Isolde wanted nothing more than to see the back of the duke.
Until he’d woken up last evening, she had wondered if she might be annoyed by this moment when it came.
She had given up her bed and helped him so that he would simply leave as if nothing had happened.
She had also wondered whether or not she would dare to ask for some type of reward—anything to help her family, given that they so desperately needed to be helped.
Typically, the reality of the situation was not nearly so clean.
Isolde had seen the look in the duke’s eyes this morning.
She had sensed the way he felt about her, as if she was his entire world, his fiancée for whom he was eternally grateful.
There was no chance that he might forget her now, and there was every chance that he would expect this man to know her just as well.
“I am sorry, but might I ask who you are?” she started as she tried to formulate some sort of plan or excuse. As if there could be one!
“Of course.” The man stepped back and bowed. “My name is Mr. Pembroke, His Grace’s personal steward.”
“Ah…”
“I have served His Grace personally since before he could walk, and if anything were to happen to him…” A grimace. “Let us just be glad this is not the case. Now, if you do not mind…” He looked past her again, towards the cottage.
This was going from bad to worse.
Such a simple lie, told in the moment, and Isolde could see the future now as if she lived in it.
The duke would tell Mr. Pembroke what had happened, he would call her his fiancée, and Mr. Pembroke would reveal the lie, the way that Isolde had tried to abuse the situation, damning her and her family beyond repair.

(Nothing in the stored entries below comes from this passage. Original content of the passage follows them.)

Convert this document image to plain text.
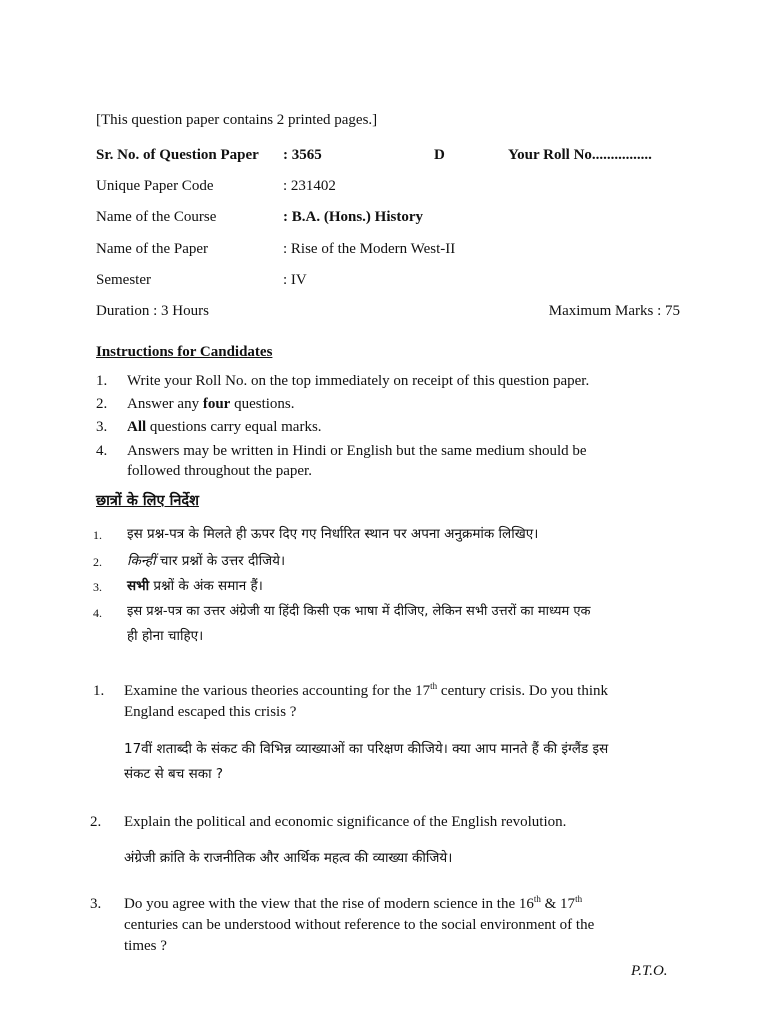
[This question paper contains 2 printed pages.]
Sr. No. of Question Paper : 3565	D	Your Roll No................
Unique Paper Code	: 231402
Name of the Course	: B.A. (Hons.) History
Name of the Paper	: Rise of the Modern West-II
Semester	: IV
Duration : 3 Hours	Maximum Marks : 75
Instructions for Candidates
1. Write your Roll No. on the top immediately on receipt of this question paper.
2. Answer any four questions.
3. All questions carry equal marks.
4. Answers may be written in Hindi or English but the same medium should be
followed throughout the paper.
छात्रों के लिए निर्देश
1. इस प्रश्न-पत्र के मिलते ही ऊपर दिए गए निर्धारित स्थान पर अपना अनुक्रमांक लिखिए।
2. किन्हीं चार प्रश्नों के उत्तर दीजिये।
3. सभी प्रश्नों के अंक समान हैं।
4. इस प्रश्न-पत्र का उत्तर अंग्रेजी या हिंदी किसी एक भाषा में दीजिए, लेकिन सभी उत्तरों का माध्यम एक
ही होना चाहिए।
1. Examine the various theories accounting for the 17th century crisis. Do you think
England escaped this crisis ?
17वीं शताब्दी के संकट की विभिन्न व्याख्याओं का परिक्षण कीजिये। क्या आप मानते हैं की इंग्लैंड इस
संकट से बच सका ?
2. Explain the political and economic significance of the English revolution.
अंग्रेजी क्रांति के राजनीतिक और आर्थिक महत्व की व्याख्या कीजिये।
3. Do you agree with the view that the rise of modern science in the 16th & 17th
centuries can be understood without reference to the social environment of the
times ?
P.T.O.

“Mr. Pembroke…” She cleared her throat. “Before you do, there is something you must know.”
“Oh?”
“His Grace…” Her body shook violently. “He hit his head, you see. So, while he appears in good health, his memory is not… he has… There are some things that he does not remember.”
“Such as?”
She swallowed. “Almost everything. His name. His title. He… he is confused, yes. Even the dreams that he had, he mistook them. Last night, as he and I spoke…” Her tongue was thick and heavy as she struggled to form the words that she prayed might save her.
“I cared for him, as I was kind to him. And because of that…” She laughed awkwardly.
“He might have gotten the false impression that he and I… that we are…”
“That you are what?”
Isolde took a deep breath and looked directly at Mr. Pembroke. There was nothing she could do but reveal what had happened, while praying that it might be written off as a misunderstanding.
One can only pray.
“He believes that he and I are—”
“Your Grace!” Mr. Pembroke stepped around Isolde and rushed right by her.